Re: Bytevectors instead of strings in SRFI 170
Lassi Kortela 03 Aug 2020 21:32 UTC
>> Would using strings assume that the underlying character encoding of
>> the OS is UTF-8? Can we assume this in 2020? Or do we have to convert
>> from whatever local encoding to Unicode?
>>
>> Strings instead of bytevectors make some sense because the basic
>> R7RS-small procedures dealing with file names all take (Unicode)
>> strings as arguments.
I meant bytevectors as another alternative in addition to strings in
SRFI 170. Strings would be the ordinary and preferred thing to use for
most purposes, but bytevectors could be used where strings cannot
represent everything you need.

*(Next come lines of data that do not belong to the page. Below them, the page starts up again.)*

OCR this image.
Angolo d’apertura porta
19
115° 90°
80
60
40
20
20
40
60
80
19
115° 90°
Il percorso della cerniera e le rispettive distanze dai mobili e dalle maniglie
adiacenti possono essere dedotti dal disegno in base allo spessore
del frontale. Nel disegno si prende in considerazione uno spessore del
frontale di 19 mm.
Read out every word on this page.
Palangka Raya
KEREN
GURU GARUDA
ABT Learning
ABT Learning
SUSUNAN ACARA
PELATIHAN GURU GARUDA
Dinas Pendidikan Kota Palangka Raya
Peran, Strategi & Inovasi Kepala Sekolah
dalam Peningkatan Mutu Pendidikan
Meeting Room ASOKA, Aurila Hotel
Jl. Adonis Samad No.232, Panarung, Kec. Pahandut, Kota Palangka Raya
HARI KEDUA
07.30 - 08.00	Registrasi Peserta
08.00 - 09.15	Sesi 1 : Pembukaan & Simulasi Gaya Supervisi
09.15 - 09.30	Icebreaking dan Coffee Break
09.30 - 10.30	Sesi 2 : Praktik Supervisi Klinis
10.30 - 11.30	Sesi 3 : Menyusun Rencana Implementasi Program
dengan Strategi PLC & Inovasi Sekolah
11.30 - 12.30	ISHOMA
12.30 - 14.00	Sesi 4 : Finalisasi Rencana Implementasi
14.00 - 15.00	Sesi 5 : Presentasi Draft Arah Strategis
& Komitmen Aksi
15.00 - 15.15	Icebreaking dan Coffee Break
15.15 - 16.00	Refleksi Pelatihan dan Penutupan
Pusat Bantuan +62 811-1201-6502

This is what the Python 3 "os" library
offers.
> In both cases, it's possible to create pathnames that cannot be
> interpreted as a sequence of Unicode characters. This also means that
> Lassi's pre-SRFI must have some way of telling the caller whether names
> are 8-bit or 16-bit.
It could return u16vectors on Windows, but u16vectors can also be
represented as bytevectors, which is good for uniformity across
platforms. In order to translate either kind of vector into a string,
you need to specify an encoding anyway. Every programming language has
ready APIs to turn bytevectors into strings (using UTF-16LE or UCS-2 for
example) but not necessarily u16vectors. Bytevectors also have the
advantage over u16vectors that they are standard since R6RS.